A mudança, autorizada pelo presidente Luiz Inácio Lula da Silva em 1º de outubro, está em audiência pública desde o dia 2, conduzida pelo Ministério dos Transportes. Se aprovada, será formalizada por meio de resolução do Conselho Nacional de Trânsito (Contran), sem necessidade de votação no Congresso Nacional. Até o momento, a proposta conta com apenas 19 apoios no painel e-Cidadania do Senado Federal.
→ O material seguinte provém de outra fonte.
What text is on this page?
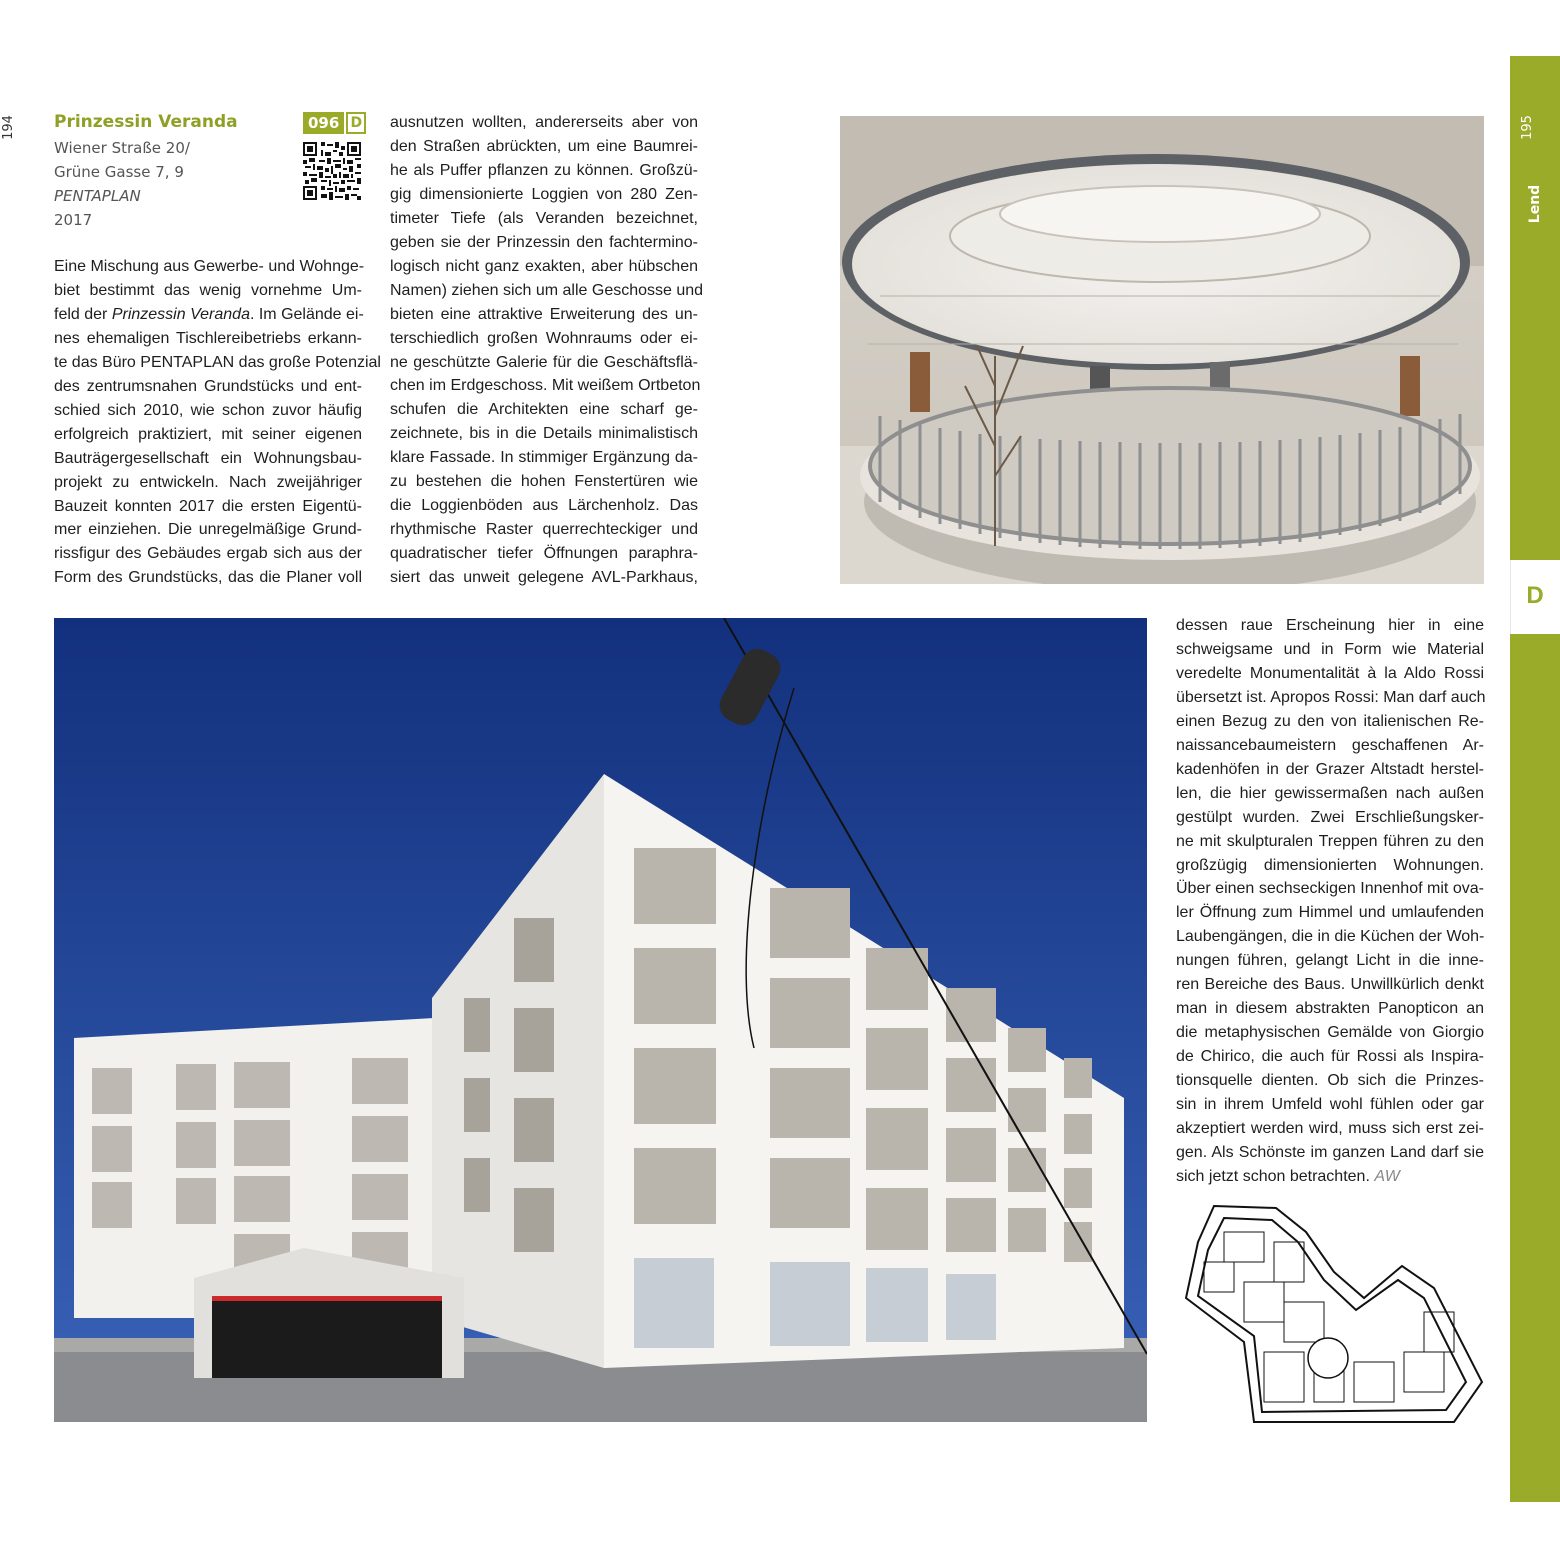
194
Lend
D
195
Prinzessin Veranda
Wiener Straße 20/
Grüne Gasse 7, 9
PENTAPLAN
2017
096 D
Eine Mischung aus Gewerbe- und Wohnge-
biet bestimmt das wenig vornehme Um-
feld der Prinzessin Veranda. Im Gelände ei-
nes ehemaligen Tischlereibetriebs erkann-
te das Büro PENTAPLAN das große Potenzial
des zentrumsnahen Grundstücks und ent-
schied sich 2010, wie schon zuvor häufig
erfolgreich praktiziert, mit seiner eigenen
Bauträgergesellschaft ein Wohnungsbau-
projekt zu entwickeln. Nach zweijähriger
Bauzeit konnten 2017 die ersten Eigentü-
mer einziehen. Die unregelmäßige Grund-
rissfigur des Gebäudes ergab sich aus der
Form des Grundstücks, das die Planer voll
ausnutzen wollten, andererseits aber von
den Straßen abrückten, um eine Baumrei-
he als Puffer pflanzen zu können. Großzü-
gig dimensionierte Loggien von 280 Zen-
timeter Tiefe (als Veranden bezeichnet,
geben sie der Prinzessin den fachtermino-
logisch nicht ganz exakten, aber hübschen
Namen) ziehen sich um alle Geschosse und
bieten eine attraktive Erweiterung des un-
terschiedlich großen Wohnraums oder ei-
ne geschützte Galerie für die Geschäftsflä-
chen im Erdgeschoss. Mit weißem Ortbeton
schufen die Architekten eine scharf ge-
zeichnete, bis in die Details minimalistisch
klare Fassade. In stimmiger Ergänzung da-
zu bestehen die hohen Fenstertüren wie
die Loggienböden aus Lärchenholz. Das
rhythmische Raster querrechteckiger und
quadratischer tiefer Öffnungen paraphra-
siert das unweit gelegene AVL-Parkhaus,
dessen raue Erscheinung hier in eine
schweigsame und in Form wie Material
veredelte Monumentalität à la Aldo Rossi
übersetzt ist. Apropos Rossi: Man darf auch
einen Bezug zu den von italienischen Re-
naissancebaumeistern geschaffenen Ar-
kadenhöfen in der Grazer Altstadt herstel-
len, die hier gewissermaßen nach außen
gestülpt wurden. Zwei Erschließungsker-
ne mit skulpturalen Treppen führen zu den
großzügig dimensionierten Wohnungen.
Über einen sechseckigen Innenhof mit ova-
ler Öffnung zum Himmel und umlaufenden
Laubengängen, die in die Küchen der Woh-
nungen führen, gelangt Licht in die inne-
ren Bereiche des Baus. Unwillkürlich denkt
man in diesem abstrakten Panopticon an
die metaphysischen Gemälde von Giorgio
de Chirico, die auch für Rossi als Inspira-
tionsquelle dienten. Ob sich die Prinzes-
sin in ihrem Umfeld wohl fühlen oder gar
akzeptiert werden wird, muss sich erst zei-
gen. Als Schönste im ganzen Land darf sie
sich jetzt schon betrachten. AW
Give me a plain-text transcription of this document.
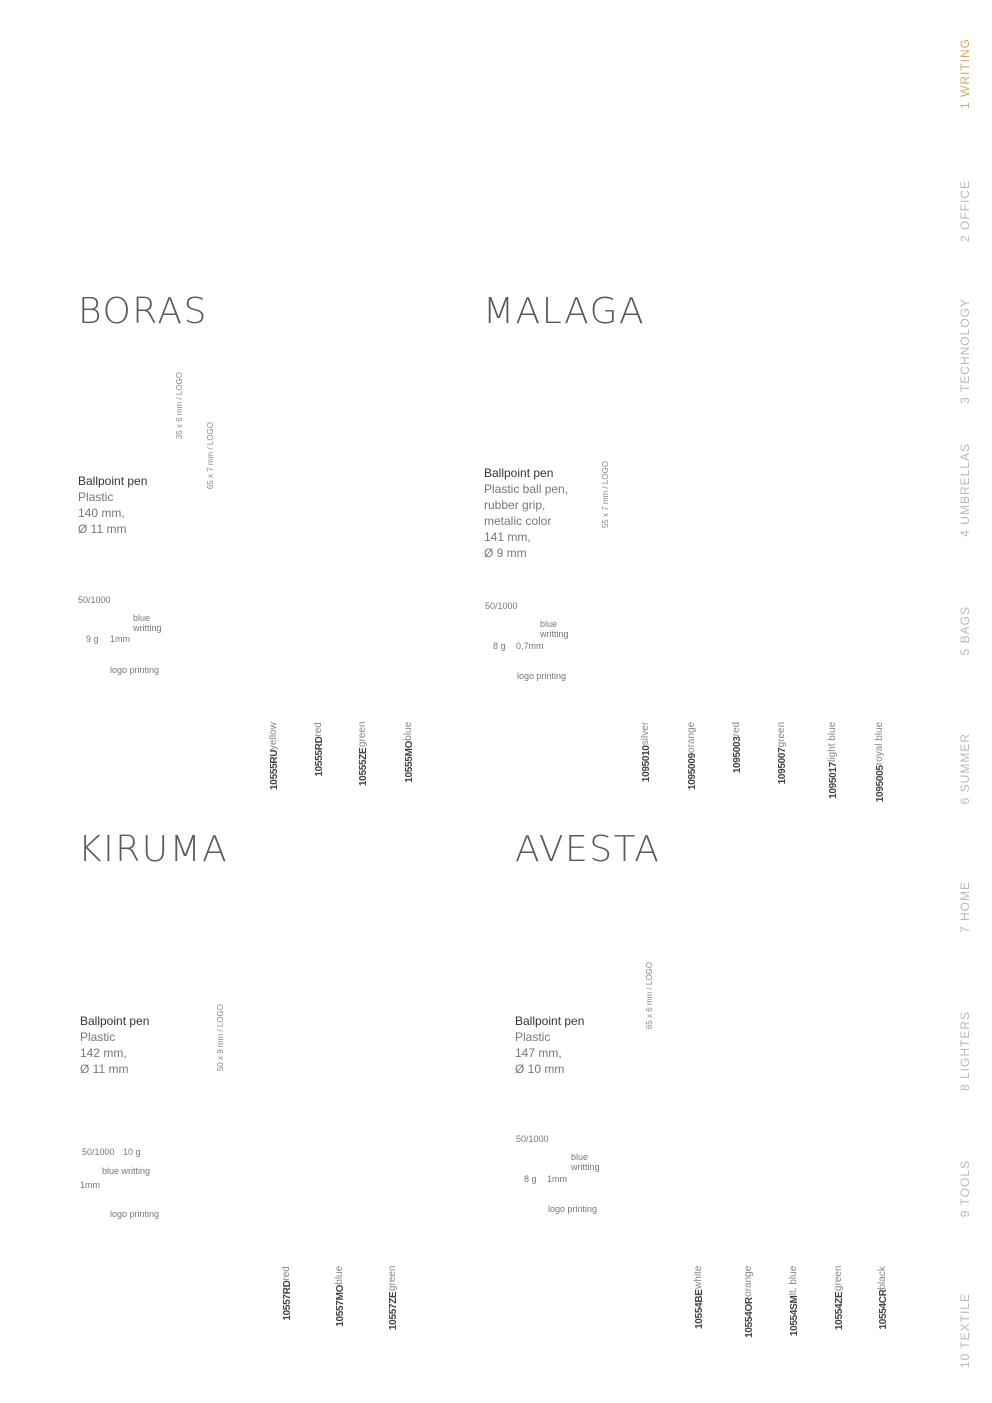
1 WRITING
2 OFFICE
3 TECHNOLOGY
4 UMBRELLAS
5 BAGS
6 SUMMER
7 HOME
8 LIGHTERS
9 TOOLS
10 TEXTILE
BORAS
35 x 6 mm / LOGO
65 x 7 mm / LOGO
Ballpoint pen
Plastic
140 mm,
Ø 11 mm
50/1000
blue writting
9 g 1mm
logo printing
10555RU
yellow
10555RD
red
10555ZE
green
10555MO
blue
MALAGA
55 x 7 mm / LOGO
Ballpoint pen
Plastic ball pen,
rubber grip,
metalic color
141 mm,
Ø 9 mm
50/1000
blue writting
8 g 0,7mm
logo printing
1095010
silver
1095009
orange	1095003
red
1095007
green
1095017
light blue
1095005
royal blue
KIRUMA
50 x 9 mm / LOGO
Ballpoint pen
Plastic
142 mm,
Ø 11 mm
50/1000 10 g
blue writting
1mm
logo printing
10557RD
red
10557MO
blue
10557ZE
green
AVESTA
65 x 6 mm / LOGO
Ballpoint pen
Plastic
147 mm,
Ø 10 mm
50/1000
blue writting
8 g 1mm
logo printing
10554BE
white
10554OR
orange
10554SM
lt. blue
10554ZE
green
10554CR
black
Segundo o sindicato, o impacto sobre as autoescolas começou a ser percebido ainda em julho e se intensificou neste mês. A expectativa de reduzir custos com menos horas de aula tem levado potenciais alunos a adiar a matrícula, enquanto os compromissos financeiros e operacionais das escolas permanecem inalterados, deixando o setor em situação delicada.
Pela proposta, aulas teóricas e práticas deixariam de ser exclusivas das autoescolas e poderiam ser ministradas por instrutores autônomos credenciados pelo governo federal. A medida busca reduzir o valor médio da habilitação, atualmente de R$ 3,2 mil, dos quais 77% correspondem aos serviços dos Centros de Formação.
As categorias A (moto) e B (carro) foram as mais afetadas pela diminuição na procura. O sindicato ressalta que, embora a parte prática seja essencial, a formação teórica também desempenha papel fundamental na preparação dos condutores. Alterações que eliminem totalmente essas aulas poderiam resultar em maior risco no trânsito.
O sindicato defende que qualquer mudança na carga horária seja responsável, garantindo aprendizado mínimo e segurança, sem prejudicar a formação dos futuros condutores. A audiência pública segue aberta até o final de outubro, e o setor aguarda a decisão final do Contran.